Historians credit the law with providing educational opportunities to “ordinary people” in the late-19th century and providing a practical use education much more than a classical liberal arts education. Public support was and continues to be key to expanding opportunities for the middle class and low income students, but there is no doubt that the land-grant universities have paid back to the nation’s success in many more ways than Morrill or Lincoln could have ever imagined.

Iowa State University, which was established in 1858 and four years before the Morrill Act was passed, it was the first in the country to take advantage of the act's provisions. Kansas State University, established in 1863, was the first land-grant university to be created under the act, according to the historical records.

Within eight years of the passage of the Morrill Act, 37 states had or were in the process of establishing the new type of college for which the act was focused. The United States went from having four engineering schools in 1860 to 85 by 1885, the Association of Public and Land-Grant Universities records show.

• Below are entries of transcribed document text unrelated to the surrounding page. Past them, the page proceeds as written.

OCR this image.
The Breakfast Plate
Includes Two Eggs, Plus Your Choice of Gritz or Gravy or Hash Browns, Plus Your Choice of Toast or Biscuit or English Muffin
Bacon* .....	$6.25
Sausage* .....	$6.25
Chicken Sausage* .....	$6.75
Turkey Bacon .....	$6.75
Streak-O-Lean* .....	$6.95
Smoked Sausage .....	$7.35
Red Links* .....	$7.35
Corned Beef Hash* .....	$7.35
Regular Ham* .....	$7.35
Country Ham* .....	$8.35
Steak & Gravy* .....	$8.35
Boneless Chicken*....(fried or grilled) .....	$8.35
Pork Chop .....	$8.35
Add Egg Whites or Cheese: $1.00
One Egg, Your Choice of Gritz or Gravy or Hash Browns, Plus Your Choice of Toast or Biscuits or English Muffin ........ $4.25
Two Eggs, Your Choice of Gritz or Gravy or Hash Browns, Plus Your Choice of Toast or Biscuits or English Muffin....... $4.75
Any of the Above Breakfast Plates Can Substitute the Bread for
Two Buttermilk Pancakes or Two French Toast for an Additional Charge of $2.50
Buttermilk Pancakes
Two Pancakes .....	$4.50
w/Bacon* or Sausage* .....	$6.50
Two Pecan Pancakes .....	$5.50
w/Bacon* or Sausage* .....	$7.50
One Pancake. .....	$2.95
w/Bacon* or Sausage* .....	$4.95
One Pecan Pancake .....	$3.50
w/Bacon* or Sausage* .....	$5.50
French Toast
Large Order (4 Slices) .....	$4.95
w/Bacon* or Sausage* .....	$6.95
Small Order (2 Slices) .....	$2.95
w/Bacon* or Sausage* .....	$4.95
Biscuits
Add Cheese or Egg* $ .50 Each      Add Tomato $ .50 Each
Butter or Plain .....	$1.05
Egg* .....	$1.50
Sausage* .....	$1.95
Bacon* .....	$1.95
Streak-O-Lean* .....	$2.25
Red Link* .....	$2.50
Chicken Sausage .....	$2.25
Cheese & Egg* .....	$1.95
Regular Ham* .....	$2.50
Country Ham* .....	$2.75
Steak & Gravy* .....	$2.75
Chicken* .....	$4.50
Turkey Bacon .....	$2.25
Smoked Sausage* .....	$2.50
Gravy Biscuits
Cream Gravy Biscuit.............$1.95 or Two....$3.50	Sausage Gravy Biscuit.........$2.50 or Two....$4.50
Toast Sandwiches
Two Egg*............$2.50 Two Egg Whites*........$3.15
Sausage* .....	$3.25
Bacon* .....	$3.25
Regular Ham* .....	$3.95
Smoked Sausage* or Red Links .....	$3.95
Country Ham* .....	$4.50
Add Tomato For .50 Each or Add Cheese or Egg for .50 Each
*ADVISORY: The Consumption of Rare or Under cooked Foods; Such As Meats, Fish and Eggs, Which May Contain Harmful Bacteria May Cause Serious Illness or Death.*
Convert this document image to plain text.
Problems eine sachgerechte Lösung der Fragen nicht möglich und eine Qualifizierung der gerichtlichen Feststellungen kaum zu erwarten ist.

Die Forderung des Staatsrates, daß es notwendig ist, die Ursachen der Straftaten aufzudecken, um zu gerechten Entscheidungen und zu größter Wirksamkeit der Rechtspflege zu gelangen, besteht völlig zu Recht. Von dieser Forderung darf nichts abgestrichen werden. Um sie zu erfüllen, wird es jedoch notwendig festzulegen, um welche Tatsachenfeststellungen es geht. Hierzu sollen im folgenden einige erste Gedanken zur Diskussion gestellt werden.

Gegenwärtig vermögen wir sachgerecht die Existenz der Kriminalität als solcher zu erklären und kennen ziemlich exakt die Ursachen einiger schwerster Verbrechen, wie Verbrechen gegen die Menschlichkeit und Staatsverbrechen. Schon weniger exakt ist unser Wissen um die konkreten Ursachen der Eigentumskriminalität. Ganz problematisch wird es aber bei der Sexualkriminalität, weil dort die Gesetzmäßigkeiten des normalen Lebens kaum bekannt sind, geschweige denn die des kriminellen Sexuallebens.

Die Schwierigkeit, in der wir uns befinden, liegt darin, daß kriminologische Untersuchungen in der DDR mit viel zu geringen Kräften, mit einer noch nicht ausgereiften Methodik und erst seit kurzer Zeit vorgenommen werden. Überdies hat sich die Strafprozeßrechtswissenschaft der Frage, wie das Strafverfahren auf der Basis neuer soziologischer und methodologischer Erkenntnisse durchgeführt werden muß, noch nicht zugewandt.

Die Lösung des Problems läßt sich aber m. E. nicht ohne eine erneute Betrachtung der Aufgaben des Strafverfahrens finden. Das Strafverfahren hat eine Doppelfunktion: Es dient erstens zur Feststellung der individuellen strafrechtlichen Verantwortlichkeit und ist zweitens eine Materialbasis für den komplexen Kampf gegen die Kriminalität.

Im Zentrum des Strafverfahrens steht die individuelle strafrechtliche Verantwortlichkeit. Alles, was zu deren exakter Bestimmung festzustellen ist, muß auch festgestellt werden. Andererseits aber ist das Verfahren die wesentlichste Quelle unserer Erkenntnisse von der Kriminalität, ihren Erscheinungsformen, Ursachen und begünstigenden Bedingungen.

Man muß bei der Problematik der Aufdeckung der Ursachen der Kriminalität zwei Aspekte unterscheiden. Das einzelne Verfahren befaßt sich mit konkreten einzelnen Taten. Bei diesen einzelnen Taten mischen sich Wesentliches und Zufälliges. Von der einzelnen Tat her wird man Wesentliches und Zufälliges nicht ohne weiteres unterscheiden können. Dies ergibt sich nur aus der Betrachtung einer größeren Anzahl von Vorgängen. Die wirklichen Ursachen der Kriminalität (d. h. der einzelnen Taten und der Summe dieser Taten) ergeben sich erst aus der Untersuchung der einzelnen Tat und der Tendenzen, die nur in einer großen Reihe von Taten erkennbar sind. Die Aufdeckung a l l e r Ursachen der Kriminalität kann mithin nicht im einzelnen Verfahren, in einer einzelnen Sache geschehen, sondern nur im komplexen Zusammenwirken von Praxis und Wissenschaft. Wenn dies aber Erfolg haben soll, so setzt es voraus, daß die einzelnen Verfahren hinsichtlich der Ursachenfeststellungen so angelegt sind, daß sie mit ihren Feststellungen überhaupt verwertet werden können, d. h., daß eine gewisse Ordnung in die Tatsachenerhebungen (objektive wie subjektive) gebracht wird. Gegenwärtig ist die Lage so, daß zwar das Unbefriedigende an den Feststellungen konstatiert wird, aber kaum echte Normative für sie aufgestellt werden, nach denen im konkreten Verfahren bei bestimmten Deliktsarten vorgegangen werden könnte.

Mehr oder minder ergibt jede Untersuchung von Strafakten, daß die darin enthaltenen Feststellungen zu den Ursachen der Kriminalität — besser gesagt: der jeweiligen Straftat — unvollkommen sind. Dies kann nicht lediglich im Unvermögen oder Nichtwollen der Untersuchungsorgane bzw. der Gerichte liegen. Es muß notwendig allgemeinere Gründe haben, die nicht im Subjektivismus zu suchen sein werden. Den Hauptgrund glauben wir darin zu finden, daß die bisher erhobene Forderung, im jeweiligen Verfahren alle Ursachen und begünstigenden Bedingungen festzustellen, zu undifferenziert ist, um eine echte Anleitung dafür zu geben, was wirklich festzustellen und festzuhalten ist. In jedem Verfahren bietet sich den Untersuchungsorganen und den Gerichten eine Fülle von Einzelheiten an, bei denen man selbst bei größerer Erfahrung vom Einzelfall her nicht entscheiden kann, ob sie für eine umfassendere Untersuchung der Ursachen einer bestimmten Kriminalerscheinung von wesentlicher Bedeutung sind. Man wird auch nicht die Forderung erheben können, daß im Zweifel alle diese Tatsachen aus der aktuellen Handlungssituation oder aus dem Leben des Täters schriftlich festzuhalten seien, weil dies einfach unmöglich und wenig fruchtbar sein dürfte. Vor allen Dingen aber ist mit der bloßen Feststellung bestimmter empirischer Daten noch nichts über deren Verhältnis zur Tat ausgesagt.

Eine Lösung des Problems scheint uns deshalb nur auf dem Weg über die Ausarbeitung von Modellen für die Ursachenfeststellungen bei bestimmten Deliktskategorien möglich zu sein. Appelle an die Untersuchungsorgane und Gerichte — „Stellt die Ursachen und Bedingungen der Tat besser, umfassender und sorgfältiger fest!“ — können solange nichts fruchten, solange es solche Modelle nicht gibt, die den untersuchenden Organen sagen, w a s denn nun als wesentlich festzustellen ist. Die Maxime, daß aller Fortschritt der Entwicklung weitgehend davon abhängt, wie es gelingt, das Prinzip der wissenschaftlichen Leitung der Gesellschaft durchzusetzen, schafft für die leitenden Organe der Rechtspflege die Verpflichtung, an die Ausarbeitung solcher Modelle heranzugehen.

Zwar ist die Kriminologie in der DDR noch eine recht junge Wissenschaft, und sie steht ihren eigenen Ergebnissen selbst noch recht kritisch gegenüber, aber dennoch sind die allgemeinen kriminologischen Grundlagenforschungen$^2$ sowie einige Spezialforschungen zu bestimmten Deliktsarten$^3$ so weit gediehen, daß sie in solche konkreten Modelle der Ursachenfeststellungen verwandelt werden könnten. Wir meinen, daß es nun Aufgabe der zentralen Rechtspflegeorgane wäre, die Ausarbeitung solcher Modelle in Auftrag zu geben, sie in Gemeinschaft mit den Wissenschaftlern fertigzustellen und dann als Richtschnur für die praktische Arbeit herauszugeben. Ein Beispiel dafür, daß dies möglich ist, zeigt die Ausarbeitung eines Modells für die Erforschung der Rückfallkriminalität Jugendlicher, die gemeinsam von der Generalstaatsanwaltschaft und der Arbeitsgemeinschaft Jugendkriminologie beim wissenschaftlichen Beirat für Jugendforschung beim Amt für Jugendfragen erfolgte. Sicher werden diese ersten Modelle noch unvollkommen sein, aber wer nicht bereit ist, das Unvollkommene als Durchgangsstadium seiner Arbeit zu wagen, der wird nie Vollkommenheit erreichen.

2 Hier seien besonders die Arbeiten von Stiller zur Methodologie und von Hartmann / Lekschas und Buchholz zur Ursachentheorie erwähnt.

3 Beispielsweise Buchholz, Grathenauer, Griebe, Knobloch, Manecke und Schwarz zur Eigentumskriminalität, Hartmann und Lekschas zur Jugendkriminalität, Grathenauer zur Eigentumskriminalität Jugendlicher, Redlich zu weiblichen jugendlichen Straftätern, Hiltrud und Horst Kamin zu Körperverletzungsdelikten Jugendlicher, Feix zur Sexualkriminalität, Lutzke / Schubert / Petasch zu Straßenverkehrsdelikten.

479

“Charles P. Pierce, a political columnist for Esquire magazine, wrote recently that Americans ought to celebrate the anniversary of the Morrill Act as enthusiastically as they do the anniversary of the U.S. Civil War,” reported Leslie Reed, a writer for the Omaha World-Hearld newspaper and And the reason, as Reed pulled from what Pierce wrote is because it was “a commitment that Americans made to each other, and to their children and to their children's children.”

The celebrations are happening at a time when the public support of land-grant universities is under attack. Most of the celebrations are stressing the success of the universities in every decade of the 150 years since the Morrill Act. The celebrations are also emphasizing the potential for these universities’ graduates, the curriculums and sponsored research to lead the way into the future.   

A prime example of celebration activities is the University of Nebraska at Lincoln’s discussion by four former Secretary of Agricultures about the land-grant institution system in producing sufficient food and energy for a growing world population. The Friday evening event is titled “The Land-Grant Mission of 2012—Transforming Agriculture for the 2050 World.”